The last time we met, I used the ESPN Home Run Tracker data to find where more home runs are being hit and to what field. The next question is not only how many home runs are hit at each park, but what is the shape of the home run flight and how does that change based on park? What is the average height of each home run hit to each field at each park and how is that affected by the park dimensions?
For this analysis, I will be using the "Apex" value in the Home Run Tracker data. This measures "the highest point reached by the ball in flight above field level, in feet." Lower apex values represent line drive home runs while higher apexes can be called towering home runs.
I'll borrow the table used in the previous post to remind everyone of the angle buckets:
|Horizontal Angle||Field Position|
I split up Safeco Field, PETCO Park, and Citi Field when the dimensions changed.

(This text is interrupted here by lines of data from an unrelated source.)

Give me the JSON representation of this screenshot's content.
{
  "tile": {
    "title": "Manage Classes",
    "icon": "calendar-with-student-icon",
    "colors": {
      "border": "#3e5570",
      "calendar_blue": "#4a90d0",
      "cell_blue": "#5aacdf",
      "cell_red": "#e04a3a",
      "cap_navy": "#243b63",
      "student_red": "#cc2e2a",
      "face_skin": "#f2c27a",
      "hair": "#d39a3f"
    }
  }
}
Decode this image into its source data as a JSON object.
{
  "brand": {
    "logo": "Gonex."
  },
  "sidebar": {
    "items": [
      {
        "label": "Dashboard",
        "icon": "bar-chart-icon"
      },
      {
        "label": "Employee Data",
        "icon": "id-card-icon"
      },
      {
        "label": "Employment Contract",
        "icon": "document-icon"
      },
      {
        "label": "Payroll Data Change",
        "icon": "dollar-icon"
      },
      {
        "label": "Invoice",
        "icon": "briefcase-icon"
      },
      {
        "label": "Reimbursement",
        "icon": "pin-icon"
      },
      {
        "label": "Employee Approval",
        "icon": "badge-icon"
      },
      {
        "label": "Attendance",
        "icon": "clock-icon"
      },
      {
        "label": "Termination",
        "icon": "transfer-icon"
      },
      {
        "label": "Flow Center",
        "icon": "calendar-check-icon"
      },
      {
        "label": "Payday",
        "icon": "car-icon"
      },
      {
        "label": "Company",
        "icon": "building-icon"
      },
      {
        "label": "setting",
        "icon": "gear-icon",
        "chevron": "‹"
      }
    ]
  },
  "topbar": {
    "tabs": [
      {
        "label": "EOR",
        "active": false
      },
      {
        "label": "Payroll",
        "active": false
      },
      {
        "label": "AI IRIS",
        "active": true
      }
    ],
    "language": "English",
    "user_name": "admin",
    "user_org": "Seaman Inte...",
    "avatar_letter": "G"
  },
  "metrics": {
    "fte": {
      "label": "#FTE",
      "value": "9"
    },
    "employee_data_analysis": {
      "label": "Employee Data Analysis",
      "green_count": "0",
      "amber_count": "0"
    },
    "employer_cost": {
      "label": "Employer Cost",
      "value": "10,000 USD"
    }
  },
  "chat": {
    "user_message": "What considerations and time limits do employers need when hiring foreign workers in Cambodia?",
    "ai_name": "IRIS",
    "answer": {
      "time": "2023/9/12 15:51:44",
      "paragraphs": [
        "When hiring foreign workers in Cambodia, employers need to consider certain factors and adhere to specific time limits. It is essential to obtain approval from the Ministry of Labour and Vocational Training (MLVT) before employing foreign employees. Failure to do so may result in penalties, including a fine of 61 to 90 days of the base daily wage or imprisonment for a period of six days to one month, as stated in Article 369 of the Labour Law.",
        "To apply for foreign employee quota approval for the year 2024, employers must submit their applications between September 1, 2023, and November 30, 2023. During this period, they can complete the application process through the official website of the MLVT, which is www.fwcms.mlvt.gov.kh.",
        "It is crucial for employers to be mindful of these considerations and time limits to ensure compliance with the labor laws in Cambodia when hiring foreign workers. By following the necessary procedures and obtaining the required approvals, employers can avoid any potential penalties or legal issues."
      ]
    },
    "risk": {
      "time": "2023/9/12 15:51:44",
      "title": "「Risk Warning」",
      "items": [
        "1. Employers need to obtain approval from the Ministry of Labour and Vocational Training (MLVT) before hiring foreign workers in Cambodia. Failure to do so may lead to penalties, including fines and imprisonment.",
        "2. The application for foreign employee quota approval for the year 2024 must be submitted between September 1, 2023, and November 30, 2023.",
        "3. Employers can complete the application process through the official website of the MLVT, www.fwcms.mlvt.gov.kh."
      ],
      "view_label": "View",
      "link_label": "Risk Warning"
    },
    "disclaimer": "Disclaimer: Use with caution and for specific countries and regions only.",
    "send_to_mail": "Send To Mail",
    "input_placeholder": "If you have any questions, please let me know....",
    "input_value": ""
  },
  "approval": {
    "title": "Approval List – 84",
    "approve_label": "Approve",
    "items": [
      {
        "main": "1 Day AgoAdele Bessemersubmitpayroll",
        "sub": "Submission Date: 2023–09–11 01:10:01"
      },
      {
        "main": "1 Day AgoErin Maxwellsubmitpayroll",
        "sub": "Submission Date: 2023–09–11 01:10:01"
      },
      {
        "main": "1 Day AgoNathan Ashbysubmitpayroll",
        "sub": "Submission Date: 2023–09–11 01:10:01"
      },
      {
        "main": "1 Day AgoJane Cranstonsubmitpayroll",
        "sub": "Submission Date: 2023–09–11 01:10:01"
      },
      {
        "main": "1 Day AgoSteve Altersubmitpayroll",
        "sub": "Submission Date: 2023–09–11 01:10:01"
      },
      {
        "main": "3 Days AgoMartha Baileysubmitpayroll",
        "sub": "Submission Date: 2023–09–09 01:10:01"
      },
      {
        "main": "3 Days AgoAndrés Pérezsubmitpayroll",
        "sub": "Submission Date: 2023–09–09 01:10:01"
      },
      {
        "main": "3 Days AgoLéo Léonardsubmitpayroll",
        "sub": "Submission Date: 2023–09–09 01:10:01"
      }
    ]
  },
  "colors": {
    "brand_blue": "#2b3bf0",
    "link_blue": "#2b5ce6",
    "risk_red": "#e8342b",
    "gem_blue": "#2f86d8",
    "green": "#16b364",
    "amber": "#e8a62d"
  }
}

They are different stadiums and should be treated as such.
First some more rubber band charts, showing the average apex for all home runs hit in each park since 2006.
The orange line representing new Safeco Field sticks out like a sore thumb because it only covers 18 total home runs. I included it on the chart to show its comparison to the previous Safeco dimensions. Nearly every park follows the same trend, forming an "m" shape.
Comerica shows an extremely low average apex in left left field, while Kauffman, Fenway, and Target all have high average apex values there. Comerica's left field is not as deep as Kauffman's and Target's and Fenway has the Green Monster.
In center field, Comerica, Fenway, and Target all have higher than average apex values. Comerica and Target both have distances greater than 400 feet, but Fenway's unique shape presents a bit of a problem. Straight center field is only 390 feet, the shortest in major league baseball. However, the wall is 18 feet tall and juts back to 420 feet just right of center.
The Metrodome had the lowest average apex to center, while Progressive Field is the current park with the most line drives there.
In right field, the Metrodome jumps up to have the highest average apex and its successor ensures that the throne stays in the Twins organization. The old dimensions in Safeco Field had the lowest average apex to right field, just squeezing by Tropicana. In fact, Safeco proves to be conducive to lower apex home runs in all fields.
Now back to a graph.
Now back to ME. I mean the graph. Sadly, it isn't a home run video. This time around, it's the light green line messing everything up. That's Petco Park after the change in wall dimensions, so it only represents 16 home runs. I left it in to show that the changes in left center and right center field are already being seen.
The left field high extremes are Marlins Park, Minute Maid Park, and Citi Field. The lowest extreme is Wrigley Field. Those trends hold up fairly well in center field, though Chase Field usurps Citi Field with a higher average apex.
In right field, Marlins Park is still at the top, but PNC Park comes in second and Minute Maid Park ends up having the lowest average apex of current stadiums (Sun Life and Shea Stadiums had lower values).
So this is where my analysis takes a specific turn. Marlins Park has consistently high average apex at each angle except LCF and I wanted to find out why. Are the dimensions just longer? Are the walls higher? What is going on in Miami?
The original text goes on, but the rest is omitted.